La BAD veut une autre agriculture pour pousser la croissance en Afrique

La croissance en Afrique
Image d'illustration

C’est sur une note plutôt optimiste, que se termine le sommet de la BAD

, la Banque africaine de développement, ce jeudi. Pendant ces quatre jours, les participants ont évoqué les moyens de pousser la croissance en Afrique. Les prévisions de la BAD ont été revues à la hausse avec 3,4 % d’augmentation du produit intérieur brut pour cette et 4,3% en 2018. Mais au-delà de tous ces chiffres, un des axes de réflexion est de changer le secteur agricole.

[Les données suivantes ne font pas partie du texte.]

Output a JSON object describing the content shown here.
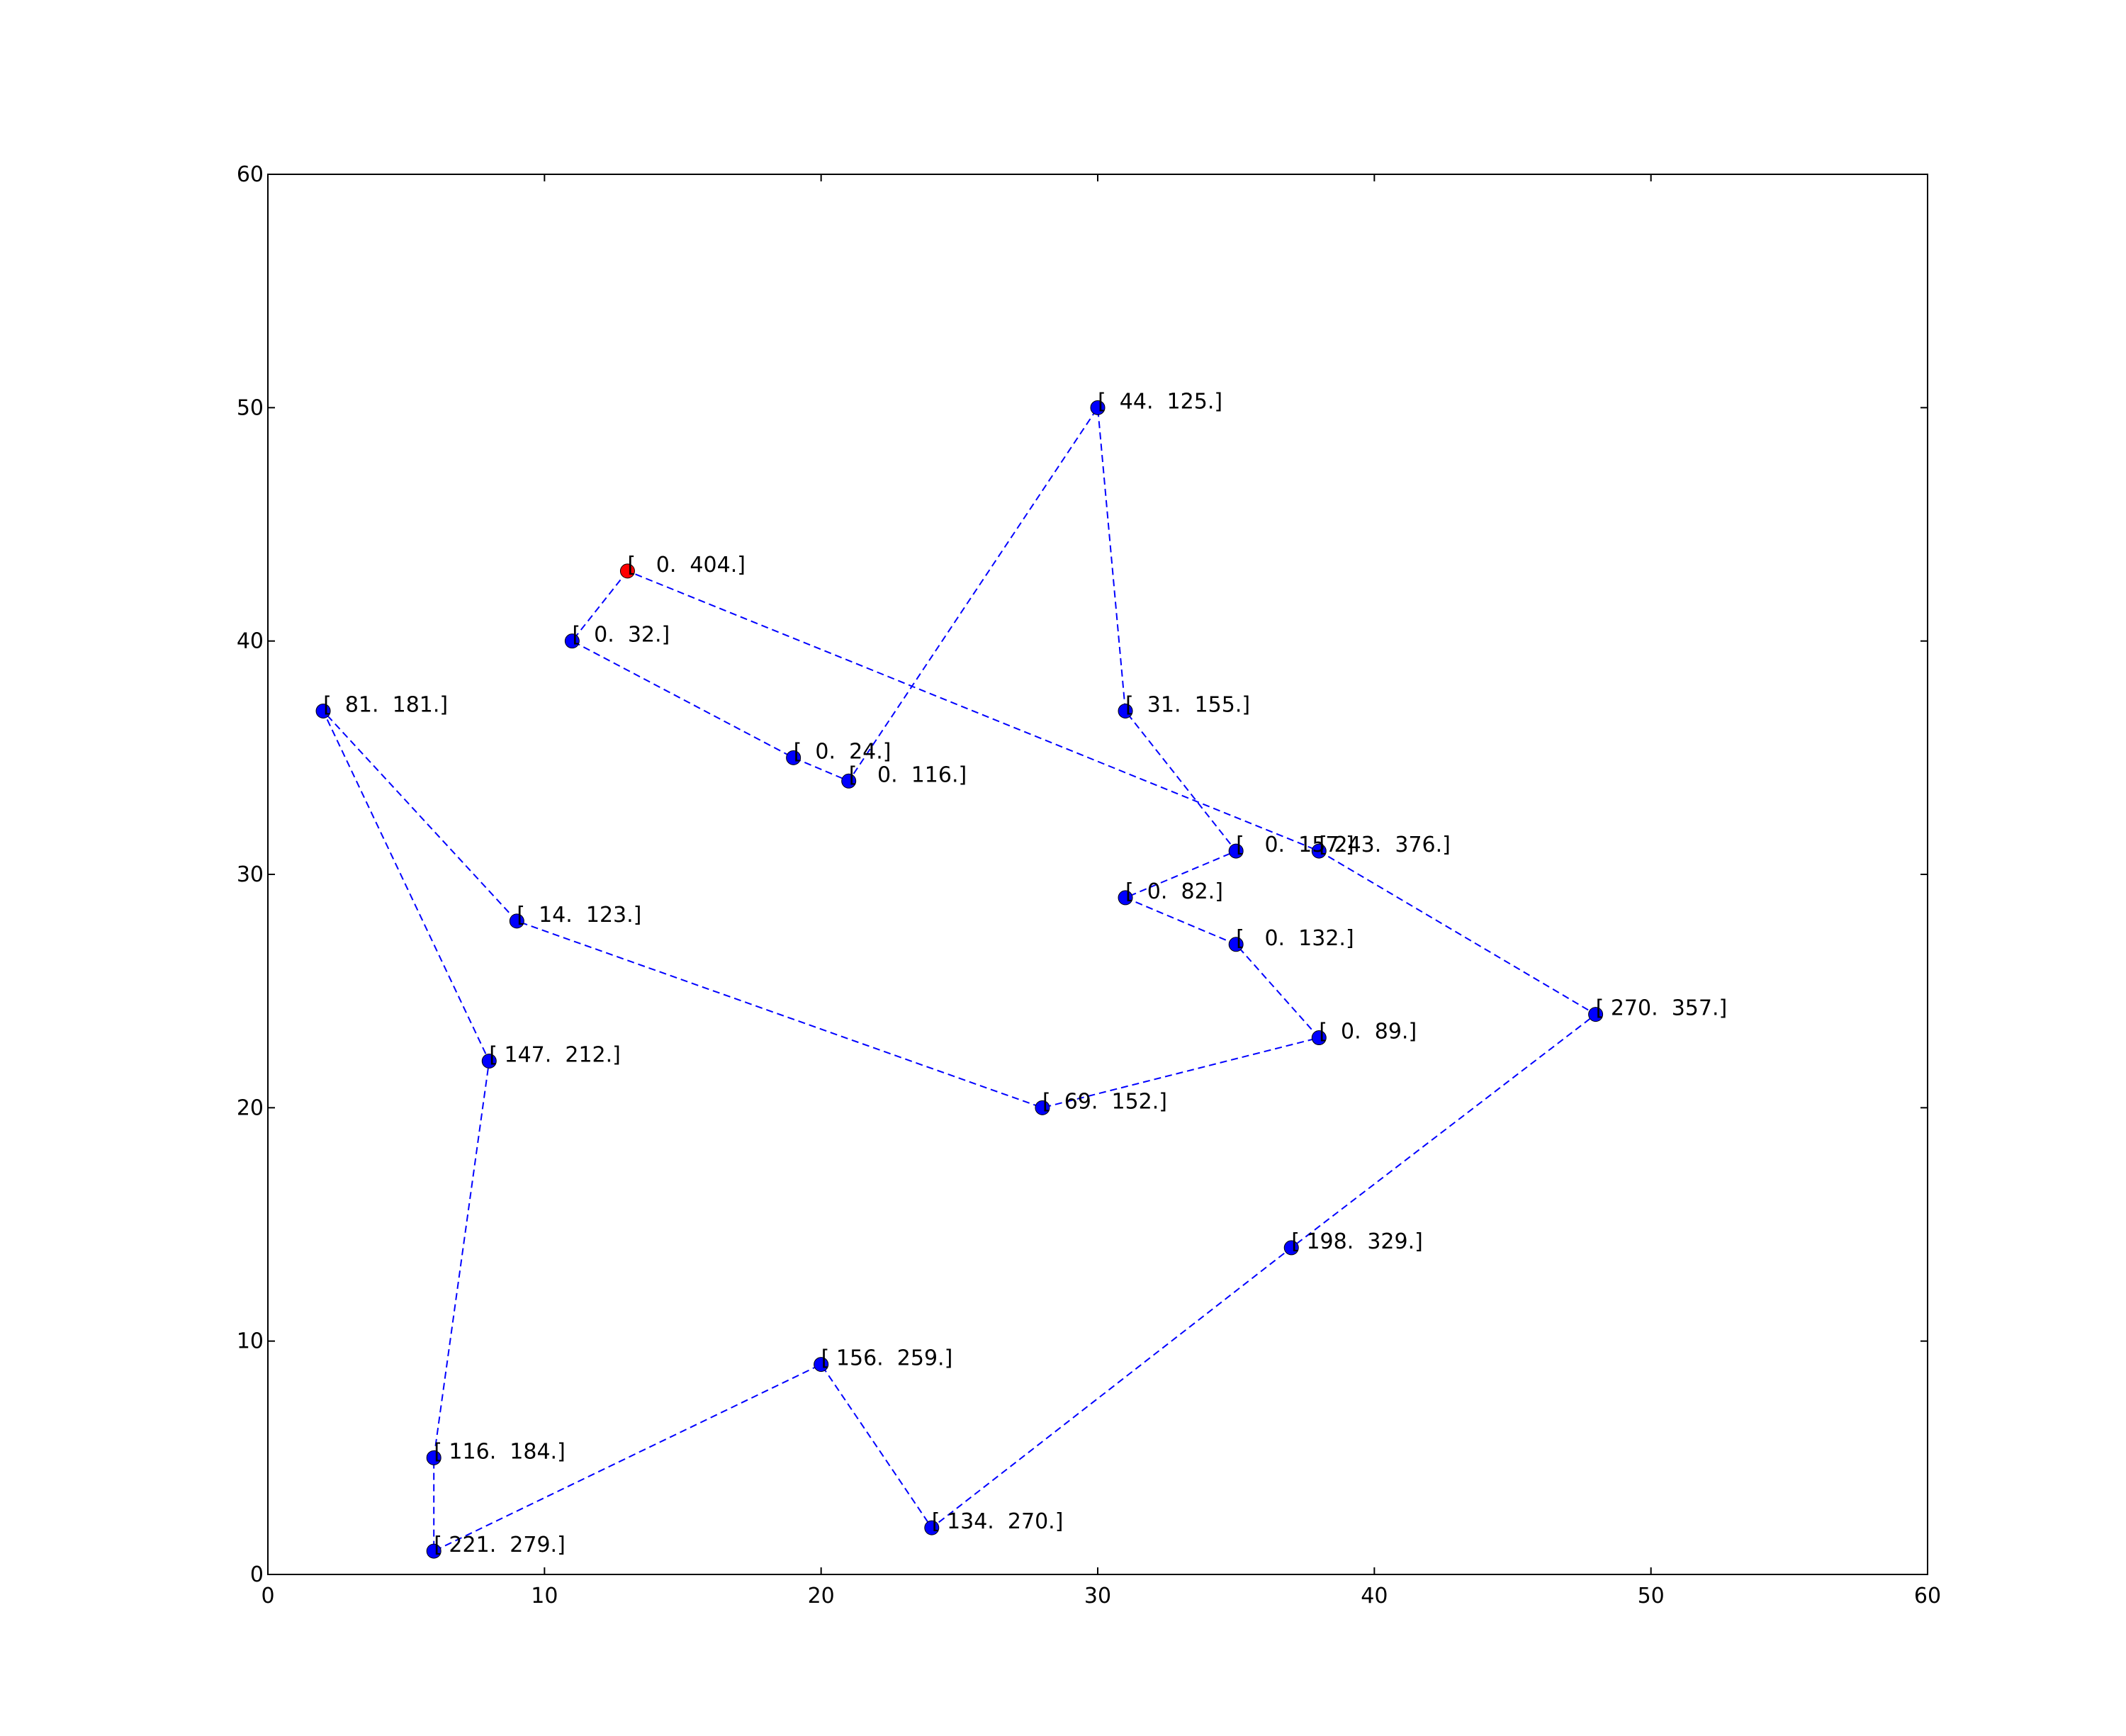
{
  "chart_data": {
    "type": "scatter",
    "title": "",
    "xlabel": "",
    "ylabel": "",
    "xlim": [
      0,
      60
    ],
    "ylim": [
      0,
      60
    ],
    "x_ticks": [
      0,
      10,
      20,
      30,
      40,
      50,
      60
    ],
    "y_ticks": [
      0,
      10,
      20,
      30,
      40,
      50,
      60
    ],
    "grid": false,
    "colors": {
      "point": "#0000ff",
      "start_point": "#ff0000",
      "route_line": "#0000ff"
    },
    "points": [
      {
        "x": 13,
        "y": 43,
        "label": "[   0.  404.]",
        "start": true
      },
      {
        "x": 11,
        "y": 40,
        "label": "[  0.  32.]"
      },
      {
        "x": 19,
        "y": 35,
        "label": "[  0.  24.]"
      },
      {
        "x": 21,
        "y": 34,
        "label": "[   0.  116.]"
      },
      {
        "x": 30,
        "y": 50,
        "label": "[  44.  125.]"
      },
      {
        "x": 31,
        "y": 37,
        "label": "[  31.  155.]"
      },
      {
        "x": 35,
        "y": 31,
        "label": "[   0.  157.]"
      },
      {
        "x": 31,
        "y": 29,
        "label": "[  0.  82.]"
      },
      {
        "x": 35,
        "y": 27,
        "label": "[   0.  132.]"
      },
      {
        "x": 38,
        "y": 23,
        "label": "[  0.  89.]"
      },
      {
        "x": 28,
        "y": 20,
        "label": "[  69.  152.]"
      },
      {
        "x": 9,
        "y": 28,
        "label": "[  14.  123.]"
      },
      {
        "x": 2,
        "y": 37,
        "label": "[  81.  181.]"
      },
      {
        "x": 8,
        "y": 22,
        "label": "[ 147.  212.]"
      },
      {
        "x": 6,
        "y": 5,
        "label": "[ 116.  184.]"
      },
      {
        "x": 6,
        "y": 1,
        "label": "[ 221.  279.]"
      },
      {
        "x": 20,
        "y": 9,
        "label": "[ 156.  259.]"
      },
      {
        "x": 24,
        "y": 2,
        "label": "[ 134.  270.]"
      },
      {
        "x": 37,
        "y": 14,
        "label": "[ 198.  329.]"
      },
      {
        "x": 48,
        "y": 24,
        "label": "[ 270.  357.]"
      },
      {
        "x": 38,
        "y": 31,
        "label": "[ 243.  376.]"
      }
    ],
    "route_order": [
      0,
      1,
      2,
      3,
      4,
      5,
      6,
      7,
      8,
      9,
      10,
      11,
      12,
      13,
      14,
      15,
      16,
      17,
      18,
      19,
      20,
      0
    ]
  }
}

L’évolution du secteur agricole sur le continent, c’est le combat du président de la BAD, le Nigérian Akinwumi Adésina. Pour un ancien ministre de l’Agriculture et du développement durable, ce n’est pas vraiment une surprise. Et ce que Akinwumi Adésina s’est attelé à faire ces derniers jours, c’est de changer le regard porté sur l’agriculture, longtemps considéré comme un moyen de traiter la pauvreté en Afrique.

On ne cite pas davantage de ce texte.